I'm going to try O2 or O3, acc_out[Point<2>(j, i)] I think it's going to be out[i][j], because when I try the pointer pir++ of a two-dimensional array, From acc_out[Point<2>(j, i)] to acc_out[Point<2>(j+1, i)]
As i mentioned above, the default mapper (which I assume you're using) allocates instances in fortran order, or column major order. If you change line https://gitlab.com/StanfordLegion/legion/-/blob/master/runtime/mappers/default_mapper.cc?ref_type=heads#L2253 to be reversed, like https://github.com/rohany/taco/blob/DISTAL/DISTAL/runtime/taco_mapper.cpp#L391, then the instance will be allocated in row-major order, where doing acc_out[Point<2>(i, j)]
will give you the memory location you expect.
@rohany Well, I know this thing, my benefactor, I wish you health and happiness every day.
A couple of comments about (affine) accessor performance:
- With optimizations off, accessors will be much slower than using pointers. There are several layers of anonymous objects that get created by accessors to support the array indexing syntax. With optimizations on then they all get optimized away, but with optimizations off, you'll be paying for several object constructors and destructors on the stack and several function calls for each access.
- If you're going to compare accessor performance to using raw pointers, make sure your strides are actually dynamic values in the non-accessor code. If the compiler can see constants it will constant fold them away and then you're not really comparing apples-to-apples because the strides will still look dynamic in an accessor. If you know your strides are compile-time constants you should probably get a raw pointer and generate loops with constant strides as the compiler will generate faster code. We don't have a way today to specify static strides in our accessors since they are designed to be portable across different layouts. If you want to bake in assumptions about layouts into the code that is what the raw pointer support is for. I wouldn't complain if someone wants to go build an accessor that supports compile-time constant strides and make a merge request, but it's not at the top of the priority list for Legion right now.
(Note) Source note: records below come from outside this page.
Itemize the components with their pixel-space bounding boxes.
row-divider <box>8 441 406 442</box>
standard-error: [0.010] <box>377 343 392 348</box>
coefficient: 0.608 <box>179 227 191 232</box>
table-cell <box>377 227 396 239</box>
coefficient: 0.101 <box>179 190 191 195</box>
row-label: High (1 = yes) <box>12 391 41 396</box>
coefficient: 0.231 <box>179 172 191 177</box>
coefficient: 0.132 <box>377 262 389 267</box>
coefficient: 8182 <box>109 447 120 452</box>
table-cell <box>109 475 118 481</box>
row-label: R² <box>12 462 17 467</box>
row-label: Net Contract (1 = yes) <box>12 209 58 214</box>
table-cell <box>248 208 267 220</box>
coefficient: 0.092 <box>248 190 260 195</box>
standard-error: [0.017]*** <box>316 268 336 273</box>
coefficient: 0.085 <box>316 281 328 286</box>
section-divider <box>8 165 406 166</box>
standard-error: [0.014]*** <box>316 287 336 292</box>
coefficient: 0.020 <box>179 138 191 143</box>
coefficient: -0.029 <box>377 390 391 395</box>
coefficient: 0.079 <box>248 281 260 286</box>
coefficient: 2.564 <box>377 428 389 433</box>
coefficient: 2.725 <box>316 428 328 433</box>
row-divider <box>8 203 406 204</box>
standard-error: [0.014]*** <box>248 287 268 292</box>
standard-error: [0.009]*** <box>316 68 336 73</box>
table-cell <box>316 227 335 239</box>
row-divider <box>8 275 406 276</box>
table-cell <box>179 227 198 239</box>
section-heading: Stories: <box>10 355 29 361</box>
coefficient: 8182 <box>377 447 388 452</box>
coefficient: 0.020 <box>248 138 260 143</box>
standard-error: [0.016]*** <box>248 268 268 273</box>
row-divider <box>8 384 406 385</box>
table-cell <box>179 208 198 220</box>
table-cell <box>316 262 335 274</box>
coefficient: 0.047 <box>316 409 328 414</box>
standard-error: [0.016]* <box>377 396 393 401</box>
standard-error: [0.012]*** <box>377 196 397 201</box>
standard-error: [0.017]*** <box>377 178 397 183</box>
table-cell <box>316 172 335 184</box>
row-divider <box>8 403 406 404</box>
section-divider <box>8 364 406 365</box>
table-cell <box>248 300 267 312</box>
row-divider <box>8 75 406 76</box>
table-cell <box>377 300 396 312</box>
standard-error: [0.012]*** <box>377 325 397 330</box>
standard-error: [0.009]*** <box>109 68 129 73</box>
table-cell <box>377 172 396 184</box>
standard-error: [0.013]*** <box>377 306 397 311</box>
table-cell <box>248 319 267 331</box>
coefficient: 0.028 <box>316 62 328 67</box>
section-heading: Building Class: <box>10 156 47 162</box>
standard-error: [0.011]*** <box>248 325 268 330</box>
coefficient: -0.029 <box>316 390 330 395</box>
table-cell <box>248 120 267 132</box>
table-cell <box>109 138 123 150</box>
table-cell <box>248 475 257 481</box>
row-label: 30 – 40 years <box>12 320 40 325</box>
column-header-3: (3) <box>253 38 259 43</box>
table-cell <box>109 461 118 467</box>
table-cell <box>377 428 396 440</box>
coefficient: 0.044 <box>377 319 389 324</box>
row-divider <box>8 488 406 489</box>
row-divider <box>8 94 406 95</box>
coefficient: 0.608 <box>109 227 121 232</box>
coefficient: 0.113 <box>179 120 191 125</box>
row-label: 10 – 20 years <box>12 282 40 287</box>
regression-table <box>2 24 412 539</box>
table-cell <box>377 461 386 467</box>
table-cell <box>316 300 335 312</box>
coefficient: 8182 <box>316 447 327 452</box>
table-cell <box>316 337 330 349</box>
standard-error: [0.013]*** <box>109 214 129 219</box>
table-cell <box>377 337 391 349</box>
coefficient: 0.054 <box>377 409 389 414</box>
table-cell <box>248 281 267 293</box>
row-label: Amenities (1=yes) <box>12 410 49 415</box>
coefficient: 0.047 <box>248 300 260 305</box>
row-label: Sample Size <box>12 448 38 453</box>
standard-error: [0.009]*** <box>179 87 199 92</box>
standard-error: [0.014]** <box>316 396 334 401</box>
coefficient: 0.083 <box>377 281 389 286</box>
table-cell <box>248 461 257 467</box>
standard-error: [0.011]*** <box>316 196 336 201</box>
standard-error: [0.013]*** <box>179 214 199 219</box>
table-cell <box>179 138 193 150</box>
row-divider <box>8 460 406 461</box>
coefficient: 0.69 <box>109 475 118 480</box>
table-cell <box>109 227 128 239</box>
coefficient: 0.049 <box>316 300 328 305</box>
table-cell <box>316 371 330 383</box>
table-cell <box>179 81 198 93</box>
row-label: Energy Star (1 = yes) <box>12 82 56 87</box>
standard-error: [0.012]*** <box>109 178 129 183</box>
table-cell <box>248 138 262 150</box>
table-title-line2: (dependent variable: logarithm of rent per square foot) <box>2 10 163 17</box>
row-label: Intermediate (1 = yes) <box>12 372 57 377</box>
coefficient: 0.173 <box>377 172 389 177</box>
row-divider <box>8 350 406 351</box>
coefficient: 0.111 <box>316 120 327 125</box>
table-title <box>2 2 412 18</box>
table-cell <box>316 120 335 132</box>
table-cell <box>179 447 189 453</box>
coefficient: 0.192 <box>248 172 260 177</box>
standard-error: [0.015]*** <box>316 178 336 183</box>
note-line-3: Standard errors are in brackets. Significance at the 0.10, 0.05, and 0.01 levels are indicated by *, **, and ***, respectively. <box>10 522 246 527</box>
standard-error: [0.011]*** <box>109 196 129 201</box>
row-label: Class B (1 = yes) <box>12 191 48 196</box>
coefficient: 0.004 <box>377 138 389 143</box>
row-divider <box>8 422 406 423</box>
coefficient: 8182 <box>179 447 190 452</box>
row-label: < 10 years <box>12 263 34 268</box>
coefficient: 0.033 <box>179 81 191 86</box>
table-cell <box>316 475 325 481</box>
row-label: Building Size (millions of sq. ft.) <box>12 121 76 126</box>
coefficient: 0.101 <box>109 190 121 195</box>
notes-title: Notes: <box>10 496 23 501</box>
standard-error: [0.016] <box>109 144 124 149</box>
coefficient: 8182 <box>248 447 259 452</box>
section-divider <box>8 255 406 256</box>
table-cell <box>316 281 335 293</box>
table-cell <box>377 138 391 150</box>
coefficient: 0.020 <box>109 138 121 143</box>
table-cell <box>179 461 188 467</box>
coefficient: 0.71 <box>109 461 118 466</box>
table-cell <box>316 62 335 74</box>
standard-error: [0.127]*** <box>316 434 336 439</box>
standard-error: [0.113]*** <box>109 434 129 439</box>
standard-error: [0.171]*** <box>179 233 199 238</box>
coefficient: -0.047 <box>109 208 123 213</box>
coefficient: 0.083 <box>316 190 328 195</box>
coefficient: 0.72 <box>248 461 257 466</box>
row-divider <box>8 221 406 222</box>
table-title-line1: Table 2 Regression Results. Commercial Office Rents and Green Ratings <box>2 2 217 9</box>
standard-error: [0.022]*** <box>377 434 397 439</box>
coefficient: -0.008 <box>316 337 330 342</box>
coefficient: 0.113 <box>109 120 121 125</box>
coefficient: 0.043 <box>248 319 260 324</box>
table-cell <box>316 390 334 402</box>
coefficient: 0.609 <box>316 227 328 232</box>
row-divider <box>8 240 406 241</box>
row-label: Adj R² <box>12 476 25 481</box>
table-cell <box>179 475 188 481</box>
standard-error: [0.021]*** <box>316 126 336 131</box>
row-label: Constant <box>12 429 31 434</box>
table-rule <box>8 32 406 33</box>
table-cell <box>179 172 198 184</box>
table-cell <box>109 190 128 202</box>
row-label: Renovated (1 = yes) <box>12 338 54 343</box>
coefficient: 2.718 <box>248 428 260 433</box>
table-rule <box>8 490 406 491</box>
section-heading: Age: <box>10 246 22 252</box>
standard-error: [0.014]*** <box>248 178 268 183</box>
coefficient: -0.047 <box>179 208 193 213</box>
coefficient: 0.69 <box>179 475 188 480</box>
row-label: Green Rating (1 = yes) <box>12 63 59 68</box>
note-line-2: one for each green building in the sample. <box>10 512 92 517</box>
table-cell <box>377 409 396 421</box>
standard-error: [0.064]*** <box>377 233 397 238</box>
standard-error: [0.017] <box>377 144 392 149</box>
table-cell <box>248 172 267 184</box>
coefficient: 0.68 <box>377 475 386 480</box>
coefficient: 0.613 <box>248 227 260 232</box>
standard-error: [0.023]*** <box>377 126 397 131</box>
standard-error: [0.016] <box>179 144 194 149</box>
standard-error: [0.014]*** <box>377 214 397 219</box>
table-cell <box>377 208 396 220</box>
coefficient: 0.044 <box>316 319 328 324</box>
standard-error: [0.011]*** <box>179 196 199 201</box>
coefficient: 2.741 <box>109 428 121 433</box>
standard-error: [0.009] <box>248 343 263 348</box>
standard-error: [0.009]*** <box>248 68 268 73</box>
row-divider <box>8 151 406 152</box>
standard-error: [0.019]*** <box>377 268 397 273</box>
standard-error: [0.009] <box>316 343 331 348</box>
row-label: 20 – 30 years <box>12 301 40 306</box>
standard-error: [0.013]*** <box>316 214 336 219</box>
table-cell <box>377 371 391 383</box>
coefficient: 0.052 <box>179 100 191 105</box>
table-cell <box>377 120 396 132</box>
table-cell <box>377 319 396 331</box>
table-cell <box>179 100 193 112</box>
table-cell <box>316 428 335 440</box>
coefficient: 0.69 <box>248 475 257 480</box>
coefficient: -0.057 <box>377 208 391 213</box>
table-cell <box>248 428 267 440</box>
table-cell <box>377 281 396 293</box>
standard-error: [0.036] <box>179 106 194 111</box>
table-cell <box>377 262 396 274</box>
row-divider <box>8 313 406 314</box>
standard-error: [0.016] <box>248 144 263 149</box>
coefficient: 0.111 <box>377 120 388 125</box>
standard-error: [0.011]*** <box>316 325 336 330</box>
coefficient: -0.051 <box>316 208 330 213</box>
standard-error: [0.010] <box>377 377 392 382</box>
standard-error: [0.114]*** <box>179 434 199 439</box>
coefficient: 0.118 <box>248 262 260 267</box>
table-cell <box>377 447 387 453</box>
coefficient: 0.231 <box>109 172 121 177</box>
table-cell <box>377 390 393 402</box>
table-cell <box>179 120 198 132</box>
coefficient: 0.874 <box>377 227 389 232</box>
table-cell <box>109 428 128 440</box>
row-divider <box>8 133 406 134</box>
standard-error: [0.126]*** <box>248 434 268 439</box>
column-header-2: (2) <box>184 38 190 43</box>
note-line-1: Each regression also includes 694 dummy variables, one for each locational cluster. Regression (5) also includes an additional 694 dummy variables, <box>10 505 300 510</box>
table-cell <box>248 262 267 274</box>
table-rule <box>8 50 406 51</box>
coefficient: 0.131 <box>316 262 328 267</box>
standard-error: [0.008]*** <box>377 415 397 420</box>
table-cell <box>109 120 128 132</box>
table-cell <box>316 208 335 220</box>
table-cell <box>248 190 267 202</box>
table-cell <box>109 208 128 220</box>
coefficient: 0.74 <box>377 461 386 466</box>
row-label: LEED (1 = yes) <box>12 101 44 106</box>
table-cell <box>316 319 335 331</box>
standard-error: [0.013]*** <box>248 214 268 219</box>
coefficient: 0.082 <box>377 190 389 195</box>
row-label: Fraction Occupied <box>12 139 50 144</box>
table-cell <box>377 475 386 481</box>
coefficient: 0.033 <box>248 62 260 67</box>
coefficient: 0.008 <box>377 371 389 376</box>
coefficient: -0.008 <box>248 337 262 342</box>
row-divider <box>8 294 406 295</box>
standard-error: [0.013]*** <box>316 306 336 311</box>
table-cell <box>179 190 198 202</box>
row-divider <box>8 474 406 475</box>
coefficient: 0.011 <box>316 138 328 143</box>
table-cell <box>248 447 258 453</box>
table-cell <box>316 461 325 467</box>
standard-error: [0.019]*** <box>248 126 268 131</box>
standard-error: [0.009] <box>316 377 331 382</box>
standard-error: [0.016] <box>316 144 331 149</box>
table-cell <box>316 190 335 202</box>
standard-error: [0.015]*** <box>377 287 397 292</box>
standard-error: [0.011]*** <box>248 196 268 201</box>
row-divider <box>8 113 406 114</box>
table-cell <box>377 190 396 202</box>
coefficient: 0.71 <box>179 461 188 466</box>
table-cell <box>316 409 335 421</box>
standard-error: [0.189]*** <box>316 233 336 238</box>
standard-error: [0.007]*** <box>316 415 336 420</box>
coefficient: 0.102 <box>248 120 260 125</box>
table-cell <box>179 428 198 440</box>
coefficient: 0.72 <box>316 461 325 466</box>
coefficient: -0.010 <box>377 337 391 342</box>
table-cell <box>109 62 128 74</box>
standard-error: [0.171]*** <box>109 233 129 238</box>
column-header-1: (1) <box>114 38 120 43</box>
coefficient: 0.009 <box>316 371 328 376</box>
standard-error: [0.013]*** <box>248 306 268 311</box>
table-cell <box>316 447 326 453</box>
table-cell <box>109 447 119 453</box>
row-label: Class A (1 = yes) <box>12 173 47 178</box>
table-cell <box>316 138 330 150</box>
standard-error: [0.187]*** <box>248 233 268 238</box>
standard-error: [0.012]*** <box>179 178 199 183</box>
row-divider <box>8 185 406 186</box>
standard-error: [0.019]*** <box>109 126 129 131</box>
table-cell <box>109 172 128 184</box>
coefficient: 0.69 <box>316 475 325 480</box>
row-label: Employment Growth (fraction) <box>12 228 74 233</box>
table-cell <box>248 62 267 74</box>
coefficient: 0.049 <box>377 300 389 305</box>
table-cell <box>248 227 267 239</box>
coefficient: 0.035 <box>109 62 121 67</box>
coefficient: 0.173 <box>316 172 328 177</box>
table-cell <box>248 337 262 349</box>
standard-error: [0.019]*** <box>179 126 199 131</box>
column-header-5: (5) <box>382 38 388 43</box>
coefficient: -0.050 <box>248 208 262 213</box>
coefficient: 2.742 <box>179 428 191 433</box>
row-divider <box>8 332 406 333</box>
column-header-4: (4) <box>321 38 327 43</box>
- For multi-dimensional accessors, I've noticed that even with optimizations on, compilers usually will not automatically deduce the strength reduction optimization on the pointer arithmetic (despite the fact that the accesor object and therefore it's member strides are marked
const
), and therefore it ends up doing a full inner product of the indexing point with the strides on each iteration of a (nested) loop. It's quite unfortunate that this occurs, but I've noticed the same behavior on gcc, clang, and icc, so something about our code is preventing the strength reduction optimization, but I have no idea what it is. - With optimizations on (
-O3
), I have seen the compiler automatically vectorize code that uses accesors, although I personally have only seen this when using 1-D accessors. (To confirm vectorization you have to look at the generated assembly code.) I think the multi-dimensional accessors have problem with the strength reduction optimization mentioned above which is a precursor to the vectorization optimization (e.g. knowing that you can do vectorized loads and stores).